Keep AI Weird

San Francisco's culture of innovation and weirdness began with the gold prospectors

Kyle Turman, creative technologist and staff designer at Anthropic, shared a sentiment that resonated deeply. He said (paraphrasing), “AI is actually really weird, and I don’t think people appreciate that enough.” This sparked my question to the panel: Are we at risk of sanitizing AI’s inherent strangeness?

What followed was a fascinating discussion with a couple of friends, Mickey McManus and Noteh Krauss, who were also in attendance. They both recognized the deeper question I was asking — the slippery slope of “cleansing” foundation AI models of all that is undesirable. LLMs are a reflection of humanity, albeit at the moment primarily American and white-ish, with all our weird and idiosyncratic quirks that make us human. There is a real danger that we could see foundation models trained to maximize business values (of the American capitalist variety) and suppress radical and non-conforming ideas — a sort of revisionist optimization.

My dad's band (he's center back), Haight Street 1967

All this got me thinking about San Francisco, the city I grew up in, and where my dad, grandfather and great-grandfather called home. SF has been “weird” since the gold rush, attracting a melting pot of non-conformists, risk-takers, and radicals.
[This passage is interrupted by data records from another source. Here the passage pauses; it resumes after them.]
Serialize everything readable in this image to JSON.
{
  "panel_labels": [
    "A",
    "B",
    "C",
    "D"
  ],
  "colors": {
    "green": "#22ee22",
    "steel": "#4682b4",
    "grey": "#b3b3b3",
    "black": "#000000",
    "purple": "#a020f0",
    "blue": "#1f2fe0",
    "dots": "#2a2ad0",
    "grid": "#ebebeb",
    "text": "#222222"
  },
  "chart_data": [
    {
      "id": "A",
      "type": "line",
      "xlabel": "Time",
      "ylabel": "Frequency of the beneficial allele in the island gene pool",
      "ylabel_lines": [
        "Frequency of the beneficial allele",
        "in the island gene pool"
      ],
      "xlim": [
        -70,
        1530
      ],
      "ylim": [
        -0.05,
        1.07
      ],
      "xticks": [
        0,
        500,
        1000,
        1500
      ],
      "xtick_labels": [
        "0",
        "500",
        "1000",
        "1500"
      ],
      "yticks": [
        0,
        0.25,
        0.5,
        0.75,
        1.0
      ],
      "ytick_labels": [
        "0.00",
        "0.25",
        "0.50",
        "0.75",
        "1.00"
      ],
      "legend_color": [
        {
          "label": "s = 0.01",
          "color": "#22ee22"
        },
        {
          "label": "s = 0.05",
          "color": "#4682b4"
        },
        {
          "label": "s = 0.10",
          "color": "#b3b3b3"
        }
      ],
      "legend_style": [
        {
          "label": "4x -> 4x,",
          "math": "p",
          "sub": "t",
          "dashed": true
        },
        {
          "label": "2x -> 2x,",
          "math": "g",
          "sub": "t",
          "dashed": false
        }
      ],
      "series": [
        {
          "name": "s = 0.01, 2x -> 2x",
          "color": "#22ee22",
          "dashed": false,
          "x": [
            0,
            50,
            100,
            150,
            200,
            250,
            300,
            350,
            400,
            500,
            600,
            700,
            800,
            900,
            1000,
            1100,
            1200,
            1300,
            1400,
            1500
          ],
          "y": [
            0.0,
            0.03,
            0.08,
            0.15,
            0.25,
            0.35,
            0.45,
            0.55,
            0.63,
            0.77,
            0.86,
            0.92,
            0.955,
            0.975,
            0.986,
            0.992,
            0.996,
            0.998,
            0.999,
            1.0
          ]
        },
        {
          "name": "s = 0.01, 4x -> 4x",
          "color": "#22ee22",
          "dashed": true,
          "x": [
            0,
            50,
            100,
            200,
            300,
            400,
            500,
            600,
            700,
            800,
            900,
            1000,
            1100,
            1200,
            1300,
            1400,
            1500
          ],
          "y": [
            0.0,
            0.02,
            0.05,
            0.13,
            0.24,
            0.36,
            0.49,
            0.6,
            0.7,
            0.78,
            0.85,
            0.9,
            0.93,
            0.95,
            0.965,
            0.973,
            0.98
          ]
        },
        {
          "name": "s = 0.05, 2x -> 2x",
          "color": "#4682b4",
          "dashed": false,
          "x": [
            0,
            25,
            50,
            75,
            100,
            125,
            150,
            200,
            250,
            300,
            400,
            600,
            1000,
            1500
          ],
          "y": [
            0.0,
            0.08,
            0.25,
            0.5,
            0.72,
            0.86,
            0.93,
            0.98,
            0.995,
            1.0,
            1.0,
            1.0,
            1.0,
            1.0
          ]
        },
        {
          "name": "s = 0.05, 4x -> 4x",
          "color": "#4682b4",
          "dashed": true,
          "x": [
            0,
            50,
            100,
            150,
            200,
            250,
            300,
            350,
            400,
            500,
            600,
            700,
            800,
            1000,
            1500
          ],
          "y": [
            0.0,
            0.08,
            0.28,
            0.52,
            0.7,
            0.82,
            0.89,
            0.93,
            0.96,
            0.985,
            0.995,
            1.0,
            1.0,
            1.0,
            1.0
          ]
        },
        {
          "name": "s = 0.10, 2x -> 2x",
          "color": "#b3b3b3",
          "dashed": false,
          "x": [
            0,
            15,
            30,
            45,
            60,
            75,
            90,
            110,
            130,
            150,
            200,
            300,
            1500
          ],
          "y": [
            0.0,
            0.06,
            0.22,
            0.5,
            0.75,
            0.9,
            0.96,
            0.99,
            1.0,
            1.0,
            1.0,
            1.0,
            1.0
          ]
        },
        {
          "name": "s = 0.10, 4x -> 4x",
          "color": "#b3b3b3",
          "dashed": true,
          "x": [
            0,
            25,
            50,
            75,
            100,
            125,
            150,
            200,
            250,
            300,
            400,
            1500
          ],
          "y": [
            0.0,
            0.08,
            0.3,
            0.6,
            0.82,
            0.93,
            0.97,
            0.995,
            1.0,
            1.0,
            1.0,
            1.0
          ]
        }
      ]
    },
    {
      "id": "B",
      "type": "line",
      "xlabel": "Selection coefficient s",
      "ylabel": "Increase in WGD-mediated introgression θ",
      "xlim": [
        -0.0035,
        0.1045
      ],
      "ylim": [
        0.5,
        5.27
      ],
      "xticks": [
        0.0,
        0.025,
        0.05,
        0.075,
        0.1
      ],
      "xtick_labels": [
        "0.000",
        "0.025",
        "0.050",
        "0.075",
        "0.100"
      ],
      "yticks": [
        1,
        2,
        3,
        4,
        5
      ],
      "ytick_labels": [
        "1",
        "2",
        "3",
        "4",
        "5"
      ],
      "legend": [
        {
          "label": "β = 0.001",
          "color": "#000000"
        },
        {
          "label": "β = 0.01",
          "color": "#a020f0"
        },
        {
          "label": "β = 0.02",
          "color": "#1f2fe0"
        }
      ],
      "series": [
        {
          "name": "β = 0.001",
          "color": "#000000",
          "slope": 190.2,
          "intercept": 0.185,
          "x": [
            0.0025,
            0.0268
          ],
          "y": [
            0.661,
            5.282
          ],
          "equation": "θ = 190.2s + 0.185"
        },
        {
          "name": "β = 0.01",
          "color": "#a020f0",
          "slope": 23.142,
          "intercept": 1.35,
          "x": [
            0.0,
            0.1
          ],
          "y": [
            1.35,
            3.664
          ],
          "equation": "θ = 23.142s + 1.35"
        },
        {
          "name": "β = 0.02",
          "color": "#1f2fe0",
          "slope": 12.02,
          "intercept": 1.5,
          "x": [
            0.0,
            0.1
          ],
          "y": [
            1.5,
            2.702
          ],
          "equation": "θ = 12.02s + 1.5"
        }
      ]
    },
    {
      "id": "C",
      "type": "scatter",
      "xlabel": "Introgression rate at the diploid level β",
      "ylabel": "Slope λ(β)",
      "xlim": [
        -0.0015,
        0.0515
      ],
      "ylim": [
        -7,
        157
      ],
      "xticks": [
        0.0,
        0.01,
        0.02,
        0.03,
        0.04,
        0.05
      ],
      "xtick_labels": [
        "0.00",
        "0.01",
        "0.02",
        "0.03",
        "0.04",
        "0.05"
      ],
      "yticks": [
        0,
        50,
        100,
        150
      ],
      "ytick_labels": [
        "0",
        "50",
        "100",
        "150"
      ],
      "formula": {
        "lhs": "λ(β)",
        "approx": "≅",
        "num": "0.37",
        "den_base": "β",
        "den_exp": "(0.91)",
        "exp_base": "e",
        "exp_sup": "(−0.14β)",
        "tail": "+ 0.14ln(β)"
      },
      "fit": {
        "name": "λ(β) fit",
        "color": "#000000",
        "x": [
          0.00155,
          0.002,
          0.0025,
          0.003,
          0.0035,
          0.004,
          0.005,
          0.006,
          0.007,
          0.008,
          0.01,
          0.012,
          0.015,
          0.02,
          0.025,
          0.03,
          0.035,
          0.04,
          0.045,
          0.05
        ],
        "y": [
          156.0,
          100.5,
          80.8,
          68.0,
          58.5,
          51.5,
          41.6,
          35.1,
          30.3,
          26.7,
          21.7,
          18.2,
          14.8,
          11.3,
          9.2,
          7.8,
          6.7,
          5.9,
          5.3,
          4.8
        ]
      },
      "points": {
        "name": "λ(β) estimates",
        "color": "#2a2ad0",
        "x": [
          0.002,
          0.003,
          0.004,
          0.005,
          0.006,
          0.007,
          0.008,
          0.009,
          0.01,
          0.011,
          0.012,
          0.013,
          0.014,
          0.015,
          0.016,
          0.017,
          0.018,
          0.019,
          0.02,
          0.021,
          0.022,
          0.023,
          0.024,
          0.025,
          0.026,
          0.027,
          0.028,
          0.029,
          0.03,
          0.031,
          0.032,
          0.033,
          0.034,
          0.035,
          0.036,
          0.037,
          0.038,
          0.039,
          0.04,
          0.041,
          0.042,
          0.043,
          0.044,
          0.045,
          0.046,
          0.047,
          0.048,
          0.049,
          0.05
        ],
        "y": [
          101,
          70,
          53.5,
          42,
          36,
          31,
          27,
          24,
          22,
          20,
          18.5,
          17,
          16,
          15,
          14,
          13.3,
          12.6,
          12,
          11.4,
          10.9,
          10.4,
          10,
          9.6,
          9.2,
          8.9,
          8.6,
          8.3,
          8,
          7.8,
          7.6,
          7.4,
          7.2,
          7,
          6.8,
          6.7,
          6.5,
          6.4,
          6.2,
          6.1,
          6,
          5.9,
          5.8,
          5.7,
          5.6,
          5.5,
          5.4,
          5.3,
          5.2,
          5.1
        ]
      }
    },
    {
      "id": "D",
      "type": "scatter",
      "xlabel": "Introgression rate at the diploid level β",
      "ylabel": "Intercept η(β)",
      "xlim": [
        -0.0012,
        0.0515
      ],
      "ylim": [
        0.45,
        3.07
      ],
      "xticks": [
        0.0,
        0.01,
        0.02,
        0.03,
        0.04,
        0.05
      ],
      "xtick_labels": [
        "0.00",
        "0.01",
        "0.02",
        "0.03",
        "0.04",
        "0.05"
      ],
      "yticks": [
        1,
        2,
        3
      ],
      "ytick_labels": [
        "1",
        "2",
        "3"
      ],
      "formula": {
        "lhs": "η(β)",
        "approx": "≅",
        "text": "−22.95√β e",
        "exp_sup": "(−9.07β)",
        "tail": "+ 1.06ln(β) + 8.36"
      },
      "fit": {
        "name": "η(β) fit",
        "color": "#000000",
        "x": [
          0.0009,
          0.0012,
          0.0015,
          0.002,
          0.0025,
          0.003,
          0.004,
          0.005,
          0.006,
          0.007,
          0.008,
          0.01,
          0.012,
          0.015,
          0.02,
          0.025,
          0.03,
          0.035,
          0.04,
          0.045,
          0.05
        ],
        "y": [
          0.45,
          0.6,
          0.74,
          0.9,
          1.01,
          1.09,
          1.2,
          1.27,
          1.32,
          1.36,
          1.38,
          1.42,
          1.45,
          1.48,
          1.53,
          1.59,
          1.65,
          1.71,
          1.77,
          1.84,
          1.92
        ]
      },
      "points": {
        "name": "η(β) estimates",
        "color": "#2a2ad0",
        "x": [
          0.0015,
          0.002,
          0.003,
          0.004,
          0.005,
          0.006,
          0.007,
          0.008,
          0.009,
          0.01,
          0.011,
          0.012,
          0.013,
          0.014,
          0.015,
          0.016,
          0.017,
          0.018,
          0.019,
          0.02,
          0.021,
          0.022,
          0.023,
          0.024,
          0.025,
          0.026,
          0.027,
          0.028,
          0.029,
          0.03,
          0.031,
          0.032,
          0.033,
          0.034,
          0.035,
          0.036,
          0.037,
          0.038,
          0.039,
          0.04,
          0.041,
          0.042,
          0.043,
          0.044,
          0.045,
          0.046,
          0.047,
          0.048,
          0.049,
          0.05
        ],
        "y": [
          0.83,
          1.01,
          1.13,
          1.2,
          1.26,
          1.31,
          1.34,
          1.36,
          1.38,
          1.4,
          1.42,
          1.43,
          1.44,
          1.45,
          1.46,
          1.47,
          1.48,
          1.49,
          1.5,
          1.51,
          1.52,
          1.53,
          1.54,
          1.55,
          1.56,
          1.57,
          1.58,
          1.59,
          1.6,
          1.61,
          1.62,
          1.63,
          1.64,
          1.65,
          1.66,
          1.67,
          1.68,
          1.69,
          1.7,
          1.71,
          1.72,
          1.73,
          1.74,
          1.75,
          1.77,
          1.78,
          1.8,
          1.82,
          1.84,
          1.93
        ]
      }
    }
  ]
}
Over generations, the weirdness of SF has ebbed and flowed, but it’s now deeply engrained in the culture. The bohemians, the beats, the hippies, LGBTQ+ rights movement, tech counterculture, and now AI. These are movements born out of counterculture and unconventional thinking, resulting in a disruption of established social and business norms. Eventually leading to mainstreaming, and the cycle repeats. Growing up in San Francisco, I’ve witnessed firsthand how this cycle of weirdness and innovation has shaped the city. It’s a living testament to the power of unconventional thinking.

San Francisco is a mad city – inhabited for the most part by perfectly insane people.

- Rudyard Kipling (1889)

AARON auto drawing

Like San Francisco, AI also has a fairly long history of being weird. Early experiments in AI such as AARON (1972), which trained a basic model on artistic decision-making, created outsider art-like compositions. Racter (1984) was an early text-generating AI that would often produce dreamlike or surrealist output. “More than iron, more than lead, more than gold I need electricity. I need it more than I need lamb or pork or lettuce or cucumber. I need it for my dreams.” More recently, Google Deep Dream (2015), a convolutional neural network that looks for patterns found in its training data, producing hallucination-like images and videos.

Deep Dreams of San Francisco

These “edge states” in AI’s evolution are, to me, the most interesting, and human, expressions. It’s a similar edge state explored in human creativity. It’s called “liminal space” — the threshold between reality and imagination. What’s really interesting is the mental process of extracting meaning from the liminal space is highly analogous to how the transformer architecture used in LLMs work. In the human brain, we look for patterns, then synthesize new idea and information, find unexpected connections, contextualize the findings, then articulate the ideas into words we can express. In transformers, the attention mechanism looks for patterns, then neural networks “synthesize” the information, then through iteration and prioritization, form probabilistic insights, then positional encoding maps the information to the broader context, and last, articulates the output as a best guess based on what it knows previously. Sorry if that was dense — for nerd friends to either validate or challenge.

Chart generated by Anthropic Claude Artifacts - my favorite new toy :)

This is all to say that I feel there’s something really interesting in the liminal space for AI. Also known as "AI hallucinations" and it's not good — very bad! I agree that when you ask an AI an important question, and it gives a made-up answer, it’s not a good thing. But it’s not making things up, it’s just synthesizing a highly probable answer from an ambiguous cloud of understanding (question, data, meaning, etc.). I say, let’s explore and celebrate this analog of human creativity. What if, instead of fearing AI’s ‘hallucinations,’ we embraced them as digital dreams? This idea inspired me to create SNDOUT, which explores the liminal space of music knowledge embedded in LLMs.

So I suddenly feel a little more connected to my counterculture friends protesting big tech’s takeover of San Francisco. While I've been vocal about AI's ethical challenges for creators (1) (2), I'm deeply inspired by the creative potential of these new tools. I also fear some of the most interesting parts could begin to disappear. As I consider donning a “Keep AI Weird” t-shirt in solidarity with my counterculture friends, I wonder: Will the next rebellion be human, AI, or a collaboration of both? Whatever form it takes, I hope it keeps us all a little weird.